Listen to this article here

MONTGOMERY, Ala. (AP) — Alabama legislators will hold their first meeting next week to determine what the state’s new congressional map should look like after the U.S. Supreme Court ruled the state’s existing plan unlawfully diluted the power of Black voters.

The chairmen of the Permanent Legislative Committee on Reapportionment on Wednesday released a schedule for hearings and deadlines.

A three-judge panel last week gave lawmakers until July 21 to adopt a new congressional map. The deadline comes after the U.S. Supreme Court last week affirmed the panel’s finding that Alabama likely violated the Voting Rights Act with a congressional map that had only one majority Black district out of seven in a state where more than one in four residents is Black.

President Joe Biden walks across the Edmund Pettus Bridge in Selma, Ala., Sunday, March 5, 2023, to commemorate the 58th anniversary of “Bloody Sunday,” a landmark event of the civil rights movement. (AP Photo/Patrick Semansky)

Alabama draws new congressional map

The state must now draw a new map where Black voters comprise a majority, or close to it, in a second district.

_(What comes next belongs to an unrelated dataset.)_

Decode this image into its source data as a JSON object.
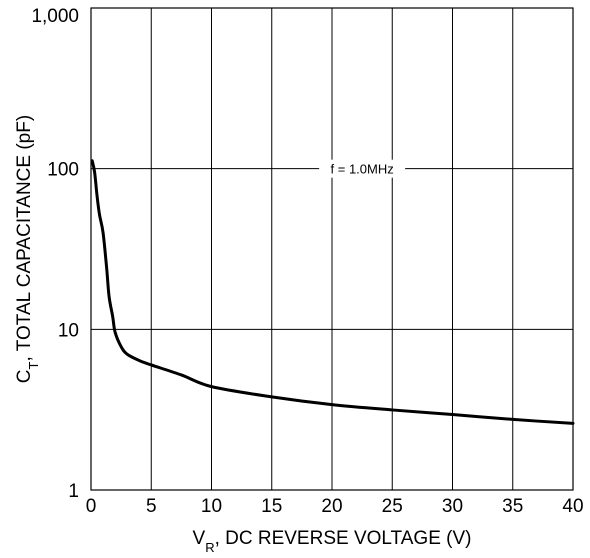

The reapportionment committee set a June 27 public hearing, a July 7 deadline to submit plans to the committee, and another public hearing for July 13.

Hearings can be watched online at the Alabama Legislature’s website.

Lawyers for the state of Alabama told the three-judge panel last week that they were prepared for a special session beginning the week of July 17. The court would then review the plan enacted by lawmakers.

The judges tentatively set an Aug. 14 hearing date to review the new map.